Thankfully, my IDE would autocomplete real syntax and actually existing library methods for me and immediately give me feedback if I make a mistake anyway. And all of it is achieved using reliable deterministic code without the inherent issues of statistical models.
I think that it is really inefficient to reach for an expensive and unreliable tool when a cheap and reliable tool will do.
1. code
2. syntax check / build / format / lint (details language dependent)
3. test
and they can hop between 1 and 2 however many times they want.
I do think there is some merit in a tool that dumps all namespaces and reachable symbols so the agent can do its own autocomplete without a round-trip.
As a human coder you don’t summon intellisense. It’s just popped up into your visual field as extra input - contextual cues.
You could force intellisense state into the context vector the LLM receives.
i once asked an LLM if it could ingest code from an interactive session more easily if it were in appropriately-typed markdown fences and it said absolutely yes, and that the syntax highlighting fed to it that way helps it immensely. i was downright shocked that syntax highlighting was anything more than noise for them.
I think speculative decoding count as a (perhaps crude) way implementing this?
There's a lot of work going on in various streams towards making it possible to vary compute per-token, dynamically, e.g. universal transformers. Maybe one day it'll work well enough to beat conventional techniques.

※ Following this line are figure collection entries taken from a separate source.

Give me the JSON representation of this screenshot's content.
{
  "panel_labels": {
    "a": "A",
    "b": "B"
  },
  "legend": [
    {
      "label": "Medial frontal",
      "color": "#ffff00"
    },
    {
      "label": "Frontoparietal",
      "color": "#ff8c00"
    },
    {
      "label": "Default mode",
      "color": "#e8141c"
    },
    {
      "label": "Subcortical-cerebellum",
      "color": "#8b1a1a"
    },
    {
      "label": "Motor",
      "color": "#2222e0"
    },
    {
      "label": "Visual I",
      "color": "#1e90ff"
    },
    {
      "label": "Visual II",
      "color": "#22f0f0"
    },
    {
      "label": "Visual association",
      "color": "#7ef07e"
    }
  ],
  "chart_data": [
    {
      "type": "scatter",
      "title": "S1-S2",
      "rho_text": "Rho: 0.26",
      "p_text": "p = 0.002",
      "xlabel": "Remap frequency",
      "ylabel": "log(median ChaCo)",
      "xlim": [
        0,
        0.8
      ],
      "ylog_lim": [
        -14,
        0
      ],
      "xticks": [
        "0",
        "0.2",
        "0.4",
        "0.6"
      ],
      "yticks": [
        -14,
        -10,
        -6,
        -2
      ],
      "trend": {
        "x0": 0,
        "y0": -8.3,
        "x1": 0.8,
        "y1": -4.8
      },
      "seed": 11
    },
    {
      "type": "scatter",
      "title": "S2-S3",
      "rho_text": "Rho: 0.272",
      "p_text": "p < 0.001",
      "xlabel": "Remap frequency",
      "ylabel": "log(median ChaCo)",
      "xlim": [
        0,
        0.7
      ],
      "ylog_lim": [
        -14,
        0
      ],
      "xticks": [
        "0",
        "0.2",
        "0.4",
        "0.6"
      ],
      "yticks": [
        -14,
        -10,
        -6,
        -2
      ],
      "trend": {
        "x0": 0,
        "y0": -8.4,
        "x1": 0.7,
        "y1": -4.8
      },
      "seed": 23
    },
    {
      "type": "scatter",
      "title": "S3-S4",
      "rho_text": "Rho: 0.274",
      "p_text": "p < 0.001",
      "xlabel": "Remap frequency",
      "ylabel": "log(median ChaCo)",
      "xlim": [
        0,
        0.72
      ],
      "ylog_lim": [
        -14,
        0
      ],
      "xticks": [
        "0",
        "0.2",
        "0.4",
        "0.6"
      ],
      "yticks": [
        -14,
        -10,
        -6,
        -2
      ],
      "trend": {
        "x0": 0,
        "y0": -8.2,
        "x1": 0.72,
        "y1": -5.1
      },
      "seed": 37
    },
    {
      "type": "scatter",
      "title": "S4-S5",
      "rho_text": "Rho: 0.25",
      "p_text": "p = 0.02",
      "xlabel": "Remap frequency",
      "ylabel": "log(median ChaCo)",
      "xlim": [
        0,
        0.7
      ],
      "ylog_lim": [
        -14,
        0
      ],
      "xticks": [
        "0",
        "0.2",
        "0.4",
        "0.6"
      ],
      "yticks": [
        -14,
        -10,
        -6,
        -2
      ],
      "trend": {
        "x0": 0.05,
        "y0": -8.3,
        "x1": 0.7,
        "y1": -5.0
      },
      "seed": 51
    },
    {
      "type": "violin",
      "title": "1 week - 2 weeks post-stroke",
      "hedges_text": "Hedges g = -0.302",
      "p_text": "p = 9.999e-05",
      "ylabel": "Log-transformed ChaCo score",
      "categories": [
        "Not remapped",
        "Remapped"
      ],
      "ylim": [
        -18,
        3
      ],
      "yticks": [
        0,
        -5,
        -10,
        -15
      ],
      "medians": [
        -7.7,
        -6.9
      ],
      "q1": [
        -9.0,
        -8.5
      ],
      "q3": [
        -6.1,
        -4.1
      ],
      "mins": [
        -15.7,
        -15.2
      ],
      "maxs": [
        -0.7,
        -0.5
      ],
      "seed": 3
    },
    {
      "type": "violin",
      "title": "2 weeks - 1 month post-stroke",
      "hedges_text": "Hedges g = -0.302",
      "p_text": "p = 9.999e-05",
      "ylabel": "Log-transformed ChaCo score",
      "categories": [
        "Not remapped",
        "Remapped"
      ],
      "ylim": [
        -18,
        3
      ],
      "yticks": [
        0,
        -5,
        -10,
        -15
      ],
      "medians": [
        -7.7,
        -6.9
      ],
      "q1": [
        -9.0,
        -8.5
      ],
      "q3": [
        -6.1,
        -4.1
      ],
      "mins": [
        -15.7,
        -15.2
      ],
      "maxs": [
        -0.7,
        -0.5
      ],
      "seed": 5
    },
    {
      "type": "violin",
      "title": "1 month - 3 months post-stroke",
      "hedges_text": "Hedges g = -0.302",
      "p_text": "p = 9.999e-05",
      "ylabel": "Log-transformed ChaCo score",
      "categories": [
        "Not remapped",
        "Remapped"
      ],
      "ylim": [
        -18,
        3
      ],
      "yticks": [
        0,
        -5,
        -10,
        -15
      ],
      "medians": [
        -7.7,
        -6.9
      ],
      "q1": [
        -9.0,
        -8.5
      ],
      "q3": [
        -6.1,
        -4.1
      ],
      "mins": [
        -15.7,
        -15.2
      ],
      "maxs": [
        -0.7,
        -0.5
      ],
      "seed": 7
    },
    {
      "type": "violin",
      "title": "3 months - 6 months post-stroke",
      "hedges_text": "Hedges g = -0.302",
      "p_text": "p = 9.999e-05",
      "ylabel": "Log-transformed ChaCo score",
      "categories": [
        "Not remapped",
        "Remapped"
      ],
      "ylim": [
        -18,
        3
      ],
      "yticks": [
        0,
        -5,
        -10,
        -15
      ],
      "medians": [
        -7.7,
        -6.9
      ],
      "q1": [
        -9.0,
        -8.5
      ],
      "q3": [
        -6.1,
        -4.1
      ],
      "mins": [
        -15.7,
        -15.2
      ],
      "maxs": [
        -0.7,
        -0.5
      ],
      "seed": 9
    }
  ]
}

I got unstuck by randomizing the field order for each row?!? At training, and now I'm thinking I should do the same at inference time...
> This is probably due to the way larger numbers are tokenised, as big numbers can be split up into arbitrary forms. Take the integer 123456789. A BPE tokenizer (e.g., GPT-style) might split it like: ‘123’ ‘456’ ‘789’ or: ‘12’ ‘345’ ‘67’ ‘89’
One of the craziest LLM hacks that doesn't get love is https://polymathic-ai.org/blog/xval/
xVal basically says "tokenizing numbers is hard: what if instead of outputting tokens that combine to represent numbers, we just output the numbers themselves, right there in the output embedding?"
It works! Imagine you're discussing math with someone. Instead of saying "x is twenty five, which is large" in words, you'd say "x is", then switch to making a whistling noise in which the pitch of your whistle, in its position within your output frequency range, communicated the concept of 25.00 +/- epsilon. Then you'd resume speech and say "which is large".
I think the sentiment is that today's models are big and well-trained enough that receiving and delivering quantities as tokens representing numbers doesn't hurt capabilities much, but I'm still fascinated by xVal's much more elegant approach.
Completely artistic creation, creating something that does not exist and that cannot produce things out of itself, means that locking can be more diffuse, not as settled.
>I love that we're still learning the emergent properties of LLMs!
There are tons of low-hanging fruits there.
In nemotron the high perplexity solutions are selected for RL, in VLM training a few people are looking at the entropy distributions of the training set, etc
I think you are implying a reverse causation. They used a metaphor from us.
"Simple Self-Distillation". We had an acronym for Solid-State Drive. Don't know about that technique but the naming sure sound.. Simple?